After a years-long legal battle, one New York activist has secured crucial reforms for unhoused trans and disabled people in the city. Mariah Lopez’s settlement will create multiple dedicated shelter spaces for unhoused trans and gender nonconforming people, and assure protections for disabled trans people.
“For TGNC [trans and gender nonconforming] individuals and those living with disabilities, navigating the homeless shelter system can be a matter of life or death,” Lopez tells Xtra. “Everyone deserves safe, dignified housing options.”

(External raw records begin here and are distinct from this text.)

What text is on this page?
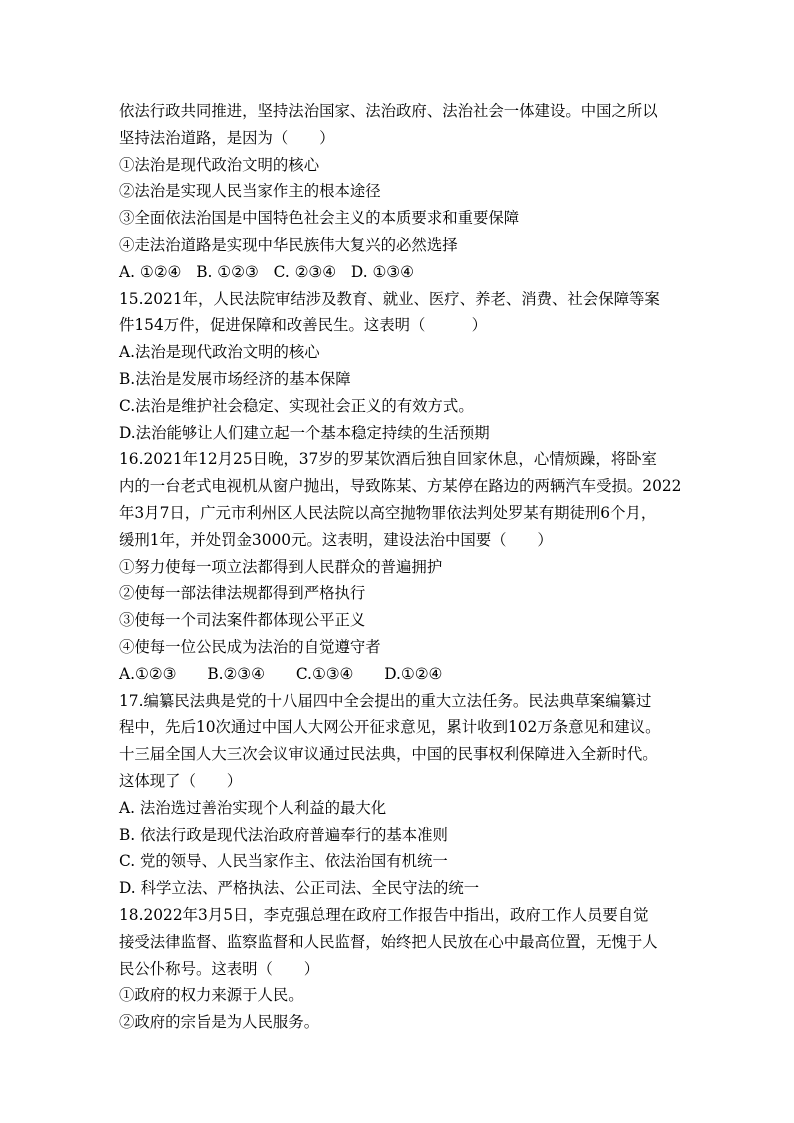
依法行政共同推进，坚持法治国家、法治政府、法治社会一体建设。中国之所以
坚持法治道路，是因为（　　）
①法治是现代政治文明的核心
②法治是实现人民当家作主的根本途径
③全面依法治国是中国特色社会主义的本质要求和重要保障
④走法治道路是实现中华民族伟大复兴的必然选择
A. ①②④ B. ①②③ C. ②③④ D. ①③④
15.2021年，人民法院审结涉及教育、就业、医疗、养老、消费、社会保障等案
件154万件，促进保障和改善民生。这表明（　　　）
A.法治是现代政治文明的核心
B.法治是发展市场经济的基本保障
C.法治是维护社会稳定、实现社会正义的有效方式。
D.法治能够让人们建立起一个基本稳定持续的生活预期
16.2021年12月25日晚，37岁的罗某饮酒后独自回家休息，心情烦躁，将卧室
内的一台老式电视机从窗户抛出，导致陈某、方某停在路边的两辆汽车受损。2022
年3月7日，广元市利州区人民法院以高空抛物罪依法判处罗某有期徒刑6个月，
缓刑1年，并处罚金3000元。这表明，建设法治中国要（　　）
①努力使每一项立法都得到人民群众的普遍拥护
②使每一部法律法规都得到严格执行
③使每一个司法案件都体现公平正义
④使每一位公民成为法治的自觉遵守者
A.①②③ B.②③④ C.①③④ D.①②④
17.编纂民法典是党的十八届四中全会提出的重大立法任务。民法典草案编纂过
程中，先后10次通过中国人大网公开征求意见，累计收到102万条意见和建议。
十三届全国人大三次会议审议通过民法典，中国的民事权利保障进入全新时代。
这体现了（　　）
A. 法治选过善治实现个人利益的最大化
B. 依法行政是现代法治政府普遍奉行的基本准则
C. 党的领导、人民当家作主、依法治国有机统一
D. 科学立法、严格执法、公正司法、全民守法的统一
18.2022年3月5日，李克强总理在政府工作报告中指出，政府工作人员要自觉
接受法律监督、监察监督和人民监督，始终把人民放在心中最高位置，无愧于人
民公仆称号。这表明（　　）
①政府的权力来源于人民。
②政府的宗旨是为人民服务。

Under the terms of the settlement, the city of New York will be required to establish shelters dedicated to serving trans and gender nonconforming people in Brooklyn, Manhattan, the Bronx and Queens by the end of 2022. The units must also include accommodations for disabilities, such as service animals and medication access needs.
Lopez, who is an Afro-Latina trans woman, has also been awarded monetary damages for verbal and sexual abuse she experienced while staying at a city shelter.
The road to this victory has taken a gruelling four years for Lopez, who initially launched her suit against the city in 2017 when she was unhoused and experiencing overt transphobia and harassment in New York shelters. At the time, she attempted to seek shelter at Marsha’s House, the city’s only designated LGBTQ+ shelter, but she was initially prevented from entering with her service dog. After a federal judge ordered the shelter to admit her with her dog, she reportedly faced verbal and sexual abuse from staff.
When she complained to the city about the abuse, Lopez was transferred to shelters that weren’t equipped to meet the needs of trans people, ultimately forcing her to live on the street once more.
“I was struggling to survive day to day,” she says. “I was in a desperate situation. And so I learned as I went—but I was not approaching this as someone who knew that I would force the city to somehow reform the entire system. A lot of what I was doing in the very beginning was trying to blow the whistle. I knew that I wasn’t the only one experiencing this.”
Lopez continued to argue the case, serving as her own counsel, while she was living on the street, doing survival sex work and experiencing conditions she says have left her with PTSD. “I do believe the city thought something horrible would happen to me,” she says, “and then I would go away.”
Four years later, Lopez finally gets to see the fruits of her labour as she helps others navigate homelessness. Lopez currently serves as the executive director of Strategic Trans Alliance for Radical Reform, more commonly known as STARR. The organization is a successor to the pioneering work of legendary trans organizers Sylvia Rivera and Marsha P. Johnson, and one of the oldest trans rights organizations in the country.
Lopez herself is a daughter of Sylvia Rivera, and her activism follows in her mother’s footsteps. “It still feels like I’m holding, waiting for this change. I’m still helping people navigate homelessness,” she tells Xtra, sitting outside a city building where she’s helping a community member process name-change paperwork.
Chinyere Ezie, a senior staff attorney with the Center for Constitutional Rights (CRR), which signed on to the case in 2019, says that at the core of Lopez’s activism is an ethos of “all of us or none of us.
“She really brought all of those values to the settlement table,” Ezie, who served as co-counsel in the lawsuit, tells Xtra. “She is an advocate not just for the TGNC community, but for everyone who is experiencing homelessness and forced to sleep on grates and navigate disabilities in New York without proper resources.”
Trans people face an elevated risk of homelessness that is compounded by higher rates of hiring discrimination and income inequality, and they must also reckon with unique barriers in navigating the shelter system. Nearly one-third of trans people have been unhoused at some point in their lives, and 70 percent of those who stayed in a shelter in the past year had experienced some form of mistreatment, according to the National Center for Trans Equality (NCTE). Nearly one in 10 were ultimately kicked out of the shelter for being trans.
Lopez and Ezie know all too well that it’s going to be an uphill battle to get their reforms implemented, but with check-ins and enforcement mechanisms built into the settlement, they will have recourse if the city drags its feet. “Our rights don’t enforce themselves,” Ezie says. “It takes organizing, it takes advocacy.”
Ezie also stresses that the work of Black and brown trans and gender nonconforming activists like Lopez has been instrumental in achieving reforms and changes. “New York state legislatures, decision makers—they are not coming to the table with an understanding of the community’s needs and a willingness to meet them,” she says. Lopez echoes this: “I don’t see a lot of impetus, I don’t see a lot of motivation to do anything but just grandstand from the people in charge.”
But despite these difficulties, Lopez acknowledges that she is lucky to be following in the footsteps of organizers who had less access to legal channels than she does today. “We are lucky to be heard where Sylvia wasn’t heard, and to have our voices acted upon where Marsha didn’t have her voice acted upon,” she says. “This work is really, to me, the legacy of Stonewall.”